Figure 1 is a system configuration diagram showing an example of a non-explosion.
The figure shows the flow of data in the same embodiment, Figure 3 is a flowchart showing the operation of creating a partitioned table in the same embodiment, Figure 4 is an explanatory diagram of the partitioned table in the same embodiment, and Figure 5 shows the same implementation. 3 is a flowchart showing a transmission procedure of an example interface device. DESCRIPTION OF SYMBOLS 1... Host computer, 1-a... Auxiliary storage device, 2... Communication device, 3... Communication line, 4...
Interface device, 5... Numerical control device, 6...

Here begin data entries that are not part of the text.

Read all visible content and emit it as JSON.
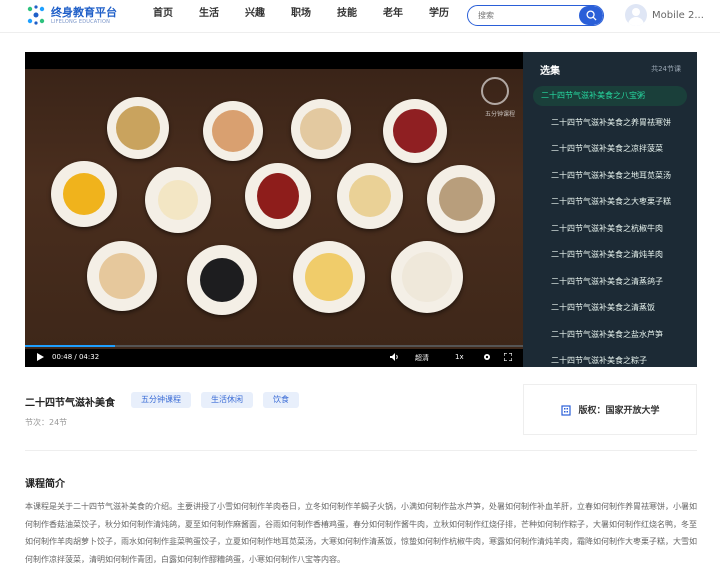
{
  "header": {
    "logo_title": "终身教育平台",
    "logo_sub": "LIFELONG EDUCATION",
    "nav": [
      "首页",
      "生活",
      "兴趣",
      "职场",
      "技能",
      "老年",
      "学历"
    ],
    "search_placeholder": "搜索",
    "username": "Mobile 2..."
  },
  "video": {
    "time": "00:48 / 04:32",
    "quality": "超清",
    "speed": "1x",
    "watermark": "五分钟课程",
    "progress": 0.18
  },
  "playlist": {
    "title": "选集",
    "count": "共24节课",
    "items": [
      "二十四节气滋补美食之八宝粥",
      "二十四节气滋补美食之养胃祛寒饼",
      "二十四节气滋补美食之凉拌菠菜",
      "二十四节气滋补美食之地耳苋菜汤",
      "二十四节气滋补美食之大枣栗子糕",
      "二十四节气滋补美食之杭椒牛肉",
      "二十四节气滋补美食之清炖羊肉",
      "二十四节气滋补美食之清蒸鸽子",
      "二十四节气滋补美食之清蒸饭",
      "二十四节气滋补美食之盐水芦笋",
      "二十四节气滋补美食之粽子"
    ]
  },
  "course": {
    "title": "二十四节气滋补美食",
    "tags": [
      "五分钟课程",
      "生活休闲",
      "饮食"
    ],
    "sections": "节次：24节",
    "copyright": "版权：国家开放大学"
  },
  "intro": {
    "title": "课程简介",
    "text": "本课程是关于二十四节气滋补美食的介绍。主要讲授了小雪如何制作羊肉卷日，立冬如何制作羊蝎子火锅，小满如何制作盐水芦笋，处暑如何制作补血羊肝，立春如何制作养胃祛寒饼，小暑如何制作香菇油菜饺子，秋分如何制作清炖鸽，夏至如何制作麻酱面，谷雨如何制作香椿鸡蛋，春分如何制作酱牛肉，立秋如何制作红烧仔排，芒种如何制作粽子，大暑如何制作红烧名鸭，冬至如何制作羊肉胡萝卜饺子，雨水如何制作韭菜鸭蛋饺子，立夏如何制作地耳苋菜汤，大寒如何制作清蒸饭，惊蛰如何制作杭椒牛肉，寒露如何制作清炖羊肉，霜降如何制作大枣栗子糕，大雪如何制作凉拌菠菜，清明如何制作青团，白露如何制作醪糟鸽蛋，小寒如何制作八宝等内容。"
  },
  "colors": {
    "brand": "#2a5fd8",
    "playlist_bg": "#1c2a35",
    "active_item": "#26d9a0"
  }
}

・Machine tool, 7... Workpiece, 8... Main memory device, 9
... Buffer, 10... Control program storage area, 11... Control program. Applicant's representative Patent attorney Takehiko Suzue Figure 1 Figure 2 Figure 3 Figure fJ4

Claims (1)

[Claims] In a system consisting of a host computer, a numerical control device, and an interface device that connects the two via a communication line, when a control program is transmitted from the host computer to the numerical control device, the host computer either The control program is divided into multiple blocks at locations where the machining accuracy will not be adversely affected even if the control operation of the machine is interrupted over time, by the interface device or joint analysis by the two. A control program transmission method characterized by sequential transmission of each block.